Some expenses are less predictable. Part of the job of CFO is to project these expenses, come up with upper bounds, and inform the CEO what it will cost if these bounds are exceeded. Then the CFO goes to a few banks and lines up credit facilities - a $2-3M line of short term credit backed by cash equivalents from step 2.

Step 4: have a few bank accounts including one at a "too big to fail".

That's treasury management, obviously oversimplified.

Now suppose your CFO actually did his job. It's Mar 13 and SVB just imploded. You had $500k sitting in SVB for Mar 15 payroll and that's locked up. Here's what you do:

Mar 11: Quickly call up your credit facility and tell them to wire $500k to your payroll provider on Mon. Call your payroll provider and tell them to confirm with the bank that this is happening to avoid any snafus.

Mar 13-14: As soon as SVB allows it, wire the $250k FDIC insured money to your credit facility. Also redirect treasury maturity payments to said account, and take another $250-270k of cash equivalent and don't reinvest them.

Mar 16 or Mar 23 (a thursday when your maturity payment gets deposited): get $270k worth of 4 week treasury maturity payments from the US govt. Wire this money back to your credit facility.

Net result is that you make payroll with no interruption. You just lost $250k to SVB's errors and paid your credit facility $20k in interest. The end.

So I’m starting to just assume there’s zero reason for regional banks to exists. They don’t have proprietary advantages like the big banks. GS with complexity/cap markets, C with scale ability to do transactions anywhere etc.

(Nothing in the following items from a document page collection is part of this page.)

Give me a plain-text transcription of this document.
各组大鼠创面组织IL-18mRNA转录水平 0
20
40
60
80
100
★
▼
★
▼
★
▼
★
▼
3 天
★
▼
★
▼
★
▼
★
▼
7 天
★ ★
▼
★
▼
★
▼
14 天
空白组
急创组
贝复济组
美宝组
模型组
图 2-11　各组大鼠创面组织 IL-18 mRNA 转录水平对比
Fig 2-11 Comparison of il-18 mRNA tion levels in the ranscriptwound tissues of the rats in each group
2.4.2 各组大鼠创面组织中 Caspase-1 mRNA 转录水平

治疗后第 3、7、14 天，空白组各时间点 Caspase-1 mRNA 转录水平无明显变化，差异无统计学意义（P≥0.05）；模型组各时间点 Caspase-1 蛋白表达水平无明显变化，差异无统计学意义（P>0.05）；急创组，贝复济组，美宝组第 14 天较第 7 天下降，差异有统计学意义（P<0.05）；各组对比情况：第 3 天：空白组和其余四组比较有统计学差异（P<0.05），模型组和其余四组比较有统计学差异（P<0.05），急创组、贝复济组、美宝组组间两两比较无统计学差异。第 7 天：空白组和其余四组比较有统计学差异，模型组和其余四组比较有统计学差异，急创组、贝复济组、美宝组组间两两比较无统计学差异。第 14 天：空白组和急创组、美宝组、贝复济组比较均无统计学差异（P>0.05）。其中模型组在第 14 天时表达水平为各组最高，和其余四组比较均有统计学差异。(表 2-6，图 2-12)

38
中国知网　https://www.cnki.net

I don’t see any reason for a person to keep deposits in no edge regional banks. They pay you barely anything. Seems like on the lending side they don’t have any market advantage to generate enough yield. Business models seem dependent on 0% deposits which no one should own.

Depending on deposits just seems like a bad business model to me going forward. And 0% deposits allowing you to make bad financial decisions.

As a small business owner I couldn't imagine trying to deal with a bank like Citi or BoA. The general rule of thumb is that you want a bank big enough to offer the kind of products you need but no bigger. I use a regional (though I could probably use a small local) and if I have a problem I can call the girl who handles my account from the number in my Rolodex and usually get an in-person meeting scheduled for the same day. IF I'm dealing with some huge national I'm stuck calling a customer service line where I spend half the afternoon on hold and the other half trying to explain my problem to someone who has limited power to solve it and whose evaluations are based on how quickly they can get me to hang up.

Judging by how we prioritized fixing post-cutover bugs at the bank I worked for, the best bank is the one where your CFO can call their CEO at 6am (time zones!) and start the conversation with "What the flying fuck?"